Saint-Omer, Pas-de-Calais, France.
Installé par la communauté d'agglomération, un piège flotte à la surface d'un watergang pour capturer le Rat musqué, espèce invasive introduite au milieu du XXᵉ siècle. En l'absence de prédateurs et depuis l'interdiction de la lutte chimique en 2009, l'animal prolifère. Il s'attaque aux cultures, provoque l'affaissement des berges et l'envasement des cours d'eau, augmentant ainsi les risques d'inondations. En 2019, la Préfecture estimait l'ensemble des dégâts provoqués sur le Marais audomarois à plus d'un million d'euros par an.

La Réserve naturelle nationale des étangs du Romelaëre protège 104 hectares de zone humide au titre de la Convention de Ramsar. Situé sur les communes de Nieurlet, Saint-Omer et Clairmarais, cet ancien site d'extraction de la tourbe abrite aujourd'hui plus de 200 espèces d'oiseaux.

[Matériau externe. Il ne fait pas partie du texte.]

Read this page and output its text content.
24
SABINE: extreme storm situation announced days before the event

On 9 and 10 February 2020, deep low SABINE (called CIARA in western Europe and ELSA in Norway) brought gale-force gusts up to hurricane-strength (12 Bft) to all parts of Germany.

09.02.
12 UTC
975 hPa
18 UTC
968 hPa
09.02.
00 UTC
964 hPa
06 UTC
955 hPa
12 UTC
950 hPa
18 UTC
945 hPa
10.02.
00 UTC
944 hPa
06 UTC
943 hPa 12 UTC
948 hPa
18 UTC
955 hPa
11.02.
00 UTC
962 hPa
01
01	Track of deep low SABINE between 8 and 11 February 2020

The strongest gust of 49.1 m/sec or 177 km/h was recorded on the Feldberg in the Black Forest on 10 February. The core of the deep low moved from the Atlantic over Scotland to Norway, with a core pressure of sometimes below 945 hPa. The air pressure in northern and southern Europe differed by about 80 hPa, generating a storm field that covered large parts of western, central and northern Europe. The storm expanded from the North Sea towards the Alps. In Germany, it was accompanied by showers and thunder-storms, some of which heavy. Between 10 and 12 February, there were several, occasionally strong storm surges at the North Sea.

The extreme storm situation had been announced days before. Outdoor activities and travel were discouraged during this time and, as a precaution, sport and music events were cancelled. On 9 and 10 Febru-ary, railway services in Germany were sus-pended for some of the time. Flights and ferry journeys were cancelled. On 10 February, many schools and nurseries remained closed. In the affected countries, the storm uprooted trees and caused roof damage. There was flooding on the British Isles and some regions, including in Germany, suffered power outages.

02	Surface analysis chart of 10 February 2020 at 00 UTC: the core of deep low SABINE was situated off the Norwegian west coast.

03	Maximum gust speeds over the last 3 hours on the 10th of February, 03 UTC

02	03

© JOAQUIM DASSONVILLE / AGENCE ZEPPELIN
Vaste labyrinthe de canaux et de zones humides, le Marais audomarois constitue un paysage unique en Europe. Dans ce coin de l'Artois flamand, les voies d'eau dessinent les chemins, et les barques remplacent les voitures. Une apparente tranquillité où se joue pourtant une transformation profonde : le recul du maraîchage traditionnel et avec lui, le risque d'un déséquilibre écologique. Car ce sont bien les agriculteurs qui façonnent le marais depuis 1300 ans, désormais classé Patrimoine mondial de l'UNESCO. Entre nature, habitations et savoir-faire, le site se montre à la fois vivant et fragile.